An unlikely discovery in a cave on Prince of Wales Island could help scientists understand Earth’s climate history. A small pile of sand and stones tells the story of formidable glacial meltwater floods that washed through Southeast Alaska during the last Ice Age.
Paul Wilcox is a paleoclimate researcher at the University of Lapland in Finland. While looking for stalactites and stalagmites on Prince of Wales Island in 2022, he stumbled across something odd in Devil’s Canopy Cave.
“I found this very impressive pile of sediment in one of the cave rooms,” he said.
The pile is made of rounded cobbles and pebbles on top of sand, which is unlike what he usually finds in most caves.
“It often is either like a goopy mud or the rocks are very sharp-edged,” Wilcox said.
The rounded and weathered rocks looked like they traveled a vast distance over land, and the layers gave Wilcox a clue that the sediments could have been transported by multiple floods.
He and his colleagues dated them using a method called optically stimulated luminescence that traces when quartz crystals were last exposed to sunlight.

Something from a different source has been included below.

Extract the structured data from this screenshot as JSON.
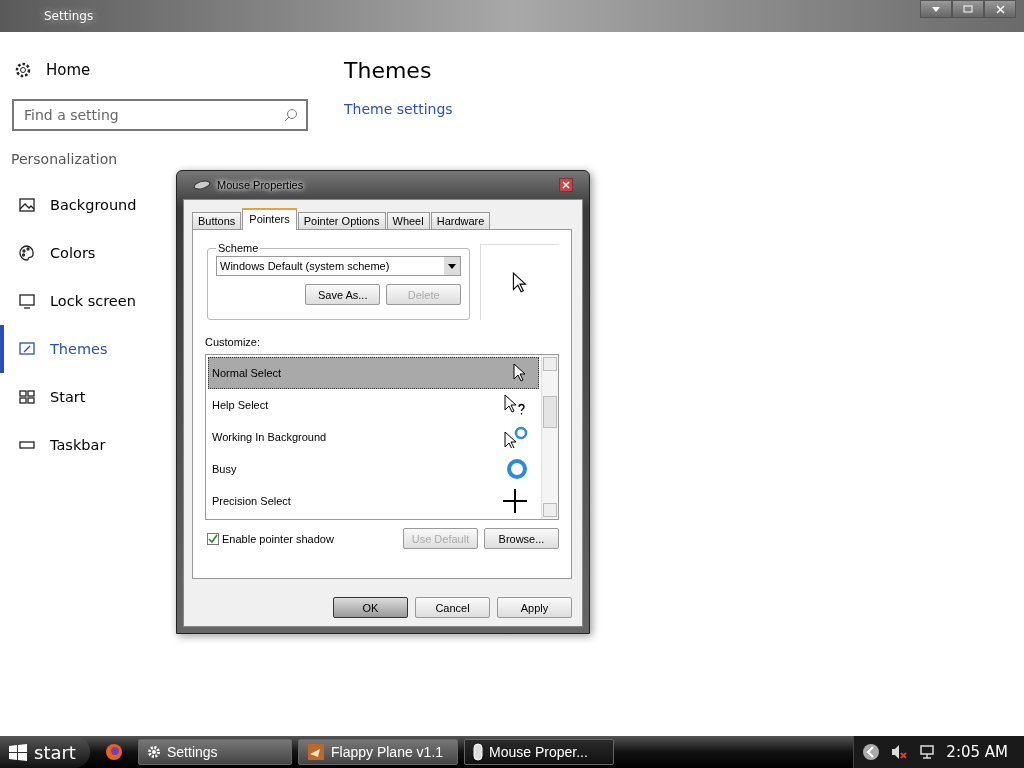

They found that the sediments were preserved in the cave like a time capsule between 17,000 and 20,000 years ago.
The researchers say the pile is evidence of enormous glacial meltwater floods coming from the Cordilleran Ice Sheet that covered much of British Columbia and parts of Alaska, including Southeast, South Central and the Aleutian Islands, during the last Ice Age.
“These meltwater events were a common occurrence during the height of the last Ice Age,” Wilcox said.
The finding could help researchers unravel the mystery of how Earth’s climate rapidly fluctuated thousands of years ago.
Maureen Walczak, a researcher at the University of Washington, named these prehistoric floods Siku events, an Iñupiaq word for ice.
She said this pile is significant because Siku sediments are a rare find on land. The glacial ice usually destroys everything in its path when it advances forward.

Walczak didn’t work on this cave study, but she and her team discovered evidence for Siku events in the Gulf of Alaska in 2020.
“The ice basically picks up the rock, and it gets mixed up with the ice, and then the icebergs float out to the middle of the ocean and drop it,” she said.
Along with boulders at the bottom of the ocean, she found glacial silt fanned far out from the coast of Alaska. Radiocarbon dating revealed these floods started around 40,000 years ago.
Walczak said that the timing is key. It could shift how scientists understand the chain reaction that led to prehistoric climate swings.
The same sort of glacial calving and flooding events happened on the other side of the globe, in the North Atlantic Ocean. They’re named Heinrich events after the scientist who discovered them in the late 1980s.
The tremendous influx of cold freshwater into the North Atlantic is thought to have changed the ocean’s circulation. Ocean circulation affects climate, so many climate scientists think that Heinrich events could have played a big role in abrupt climate fluctuations during the last Ice Age.
But Heinrich events started after the more recently discovered Siku events.

Walczak suggests that Siku events may have even triggered Heinrich events, or they just responded to the same trigger earlier. What could have set them off is still a mystery. But once they were in motion, researchers say they could have created a feedback loop that further destabilized Earth’s climate.
“We’re talking about shifting a paradigm here,” Walczak said. “This is right in the beginning of changing how we’re thinking about the role of the Cordilleran [Ice Sheet] in the global climate system.”
Historically, the Pacific Ocean was seen as a relatively passive entity in climate systems. When it came to driving global climate, the North Atlantic got the most research attention.
“Probably because it’s the easiest thing to study, and it’s ringed by a bunch of big, illustrious academic institutions,” Walczak said.
But she said that’s changing, especially since scientists understand the Pacific and Southern Oceans play important roles in shifting global patterns now.
Walczak said that understanding climate changes in Earth’s history can help us prepare for the effects of future warming now.
“We don’t have in historic times any kind of analog. So we have to go back, you know, over 10,000 years ago to understand what this might look like,” she said.
Sometimes, to understand Earth’s history, digging around in Alaska’s caves can help.